Regarding age, MSM aged 35-44 have a higher risk of HIV infection compared to other age groups (OR=1.842, 95% CI 1.147-2.958, p=0.012). Compared to MSM with an education level of junior high school and below, higher educational levels may be associated with a reduced risk of HIV infection (College and above: OR=0.386, 95% CI 0.229-0.650, p<0.001). Sometimes smoking (OR=1.799, 95% CI 1.193-2.713, p=0.005) and everyday smoking (OR=2.225, 95% CI 1.473-3.363, p<0.001) may be related to HIV infection. In terms of sexual patterns, compared to those who only engage as receptive partners, being only the insertive partners (OR=0.364, 95% CI 0.245-0.543, p<0.001) and engaging in both roles (OR=0.613, 95% CI 0.424-0.885, p=0.009) may be associated with a lower risk of HIV infection. Regarding depression, moderate (OR=1.748, 95% CI 1.067-2.864, p=0.027) and moderately severe (OR=2.398, 95% CI 1.414-4.068, p=0.001) levels of depression may be related to HIV infection. In addition, having an STD (OR=5.672, 95% CI 3.868-8.319, p<0.001) and using drugs before sex (OR=3.017, 95% CI 1.575-5.777, p=0.001) may be associated with an increased risk of HIV infection. Meanwhile, we also visualized the OR values of each variable to clarify their impact on HIV infection.
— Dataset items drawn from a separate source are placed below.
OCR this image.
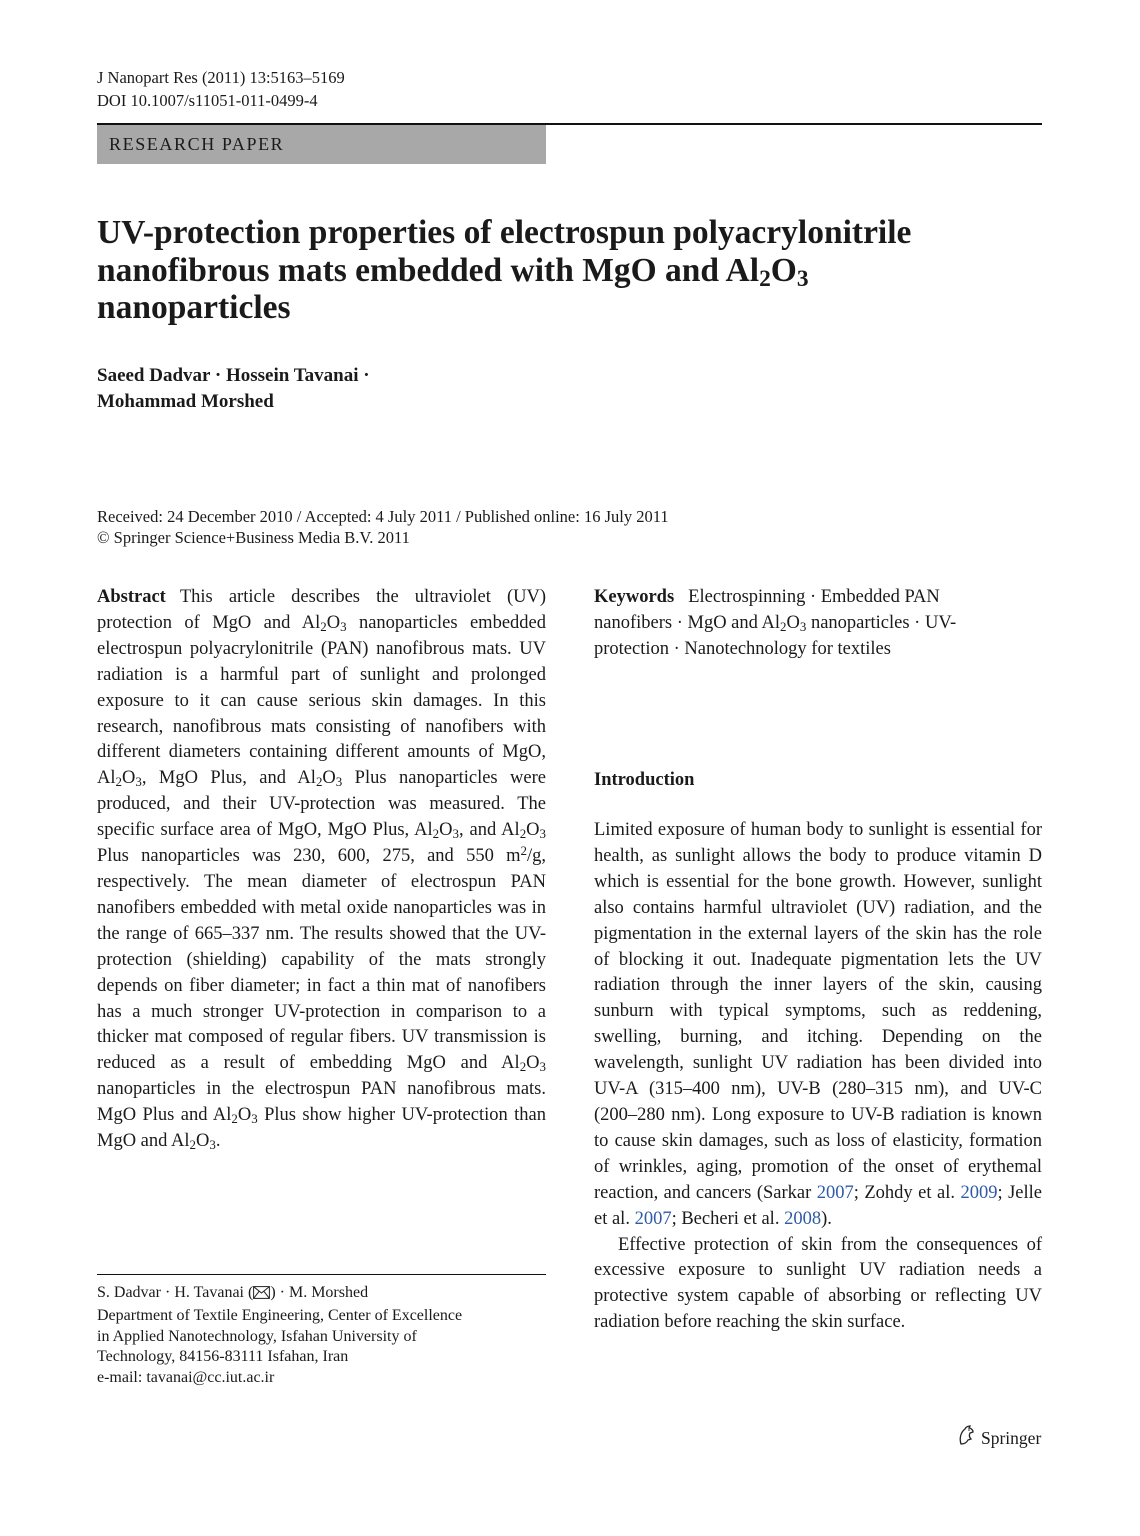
J Nanopart Res (2011) 13:5163–5169
DOI 10.1007/s11051-011-0499-4
RESEARCH PAPER
UV-protection properties of electrospun polyacrylonitrile
nanofibrous mats embedded with MgO and $Al_2O_3$
nanoparticles
Saeed Dadvar · Hossein Tavanai ·
Mohammad Morshed
Received: 24 December 2010 / Accepted: 4 July 2011 / Published online: 16 July 2011
© Springer Science+Business Media B.V. 2011
Abstract This article describes the ultraviolet (UV) protection of MgO and $Al_2O_3$ nanoparticles embedded electrospun polyacrylonitrile (PAN) nanofibrous mats. UV radiation is a harmful part of sunlight and prolonged exposure to it can cause serious skin damages. In this research, nanofibrous mats consisting of nanofibers with different diameters containing different amounts of MgO, $Al_2O_3$, MgO Plus, and $Al_2O_3$ Plus nanoparticles were produced, and their UV-protection was measured. The specific surface area of MgO, MgO Plus, $Al_2O_3$, and $Al_2O_3$ Plus nanoparticles was 230, 600, 275, and 550 $m^2/g$, respectively. The mean diameter of electrospun PAN nanofibers embedded with metal oxide nanoparticles was in the range of 665–337 nm. The results showed that the UV-protection (shielding) capability of the mats strongly depends on fiber diameter; in fact a thin mat of nanofibers has a much stronger UV-protection in comparison to a thicker mat composed of regular fibers. UV transmission is reduced as a result of embedding MgO and $Al_2O_3$ nanoparticles in the electrospun PAN nanofibrous mats. MgO Plus and $Al_2O_3$ Plus show higher UV-protection than MgO and $Al_2O_3$.
Keywords Electrospinning · Embedded PAN nanofibers · MgO and $Al_2O_3$ nanoparticles · UV-protection · Nanotechnology for textiles
Introduction

Limited exposure of human body to sunlight is essential for health, as sunlight allows the body to produce vitamin D which is essential for the bone growth. However, sunlight also contains harmful ultraviolet (UV) radiation, and the pigmentation in the external layers of the skin has the role of blocking it out. Inadequate pigmentation lets the UV radiation through the inner layers of the skin, causing sunburn with typical symptoms, such as reddening, swelling, burning, and itching. Depending on the wavelength, sunlight UV radiation has been divided into UV-A (315–400 nm), UV-B (280–315 nm), and UV-C (200–280 nm). Long exposure to UV-B radiation is known to cause skin damages, such as loss of elasticity, formation of wrinkles, aging, promotion of the onset of erythemal reaction, and cancers (Sarkar 2007; Zohdy et al. 2009; Jelle et al. 2007; Becheri et al. 2008).

Effective protection of skin from the consequences of excessive exposure to sunlight UV radiation needs a protective system capable of absorbing or reflecting UV radiation before reaching the skin surface.

S. Dadvar · H. Tavanai ( ) · M. Morshed
Department of Textile Engineering, Center of Excellence
in Applied Nanotechnology, Isfahan University of
Technology, 84156-83111 Isfahan, Iran
e-mail: tavanai@cc.iut.ac.ir
Springer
The results of the Hosmer-Lemeshow test indicated that the p-value for the model is 0.3834. Since the p-value is greater than 0.05, it suggests that the model fits the observed data well. We constructed a nomogram based on the model, incorporating the following 10 variables: age, education, marriage, occupation, smoking, STD, MSP, sexual patterns, using drugs before sex and depression. The nomogram is illustrated in Figure 1. The Area Under the Curve (AUC) of the nomogram is 0.783 (95% CI: 0.749-0.816), indicating that the model has good predictive performance, as shown in the Receiver Operating Characteristic (ROC) curve in Figure 2. The nomogram's calibration curve demonstrates the consistency between predicted results and observed outcomes. The results show that the curve aligns well with the diagonal line in the low probability region, with some deviation in the high probability region. Considering that the incidence of HIV infection in the study population typically ranges from 5% to 10%, the model exhibits good consistency. The calibration curve is depicted in Figure 3. Additionally, we evaluated the clinical utility of the predictive model through Decision Curve Analysis (DCA). The DCA results indicate that for HIV infection in the MSM population, the net benefit of using the predictive model is higher than the strategies of treating all or treating none, demonstrating the model's clinical value. The DCA curve is shown in Figure 4. In summary, based on the evaluation results of the model, we can conclude that this HIV predictive model fits well.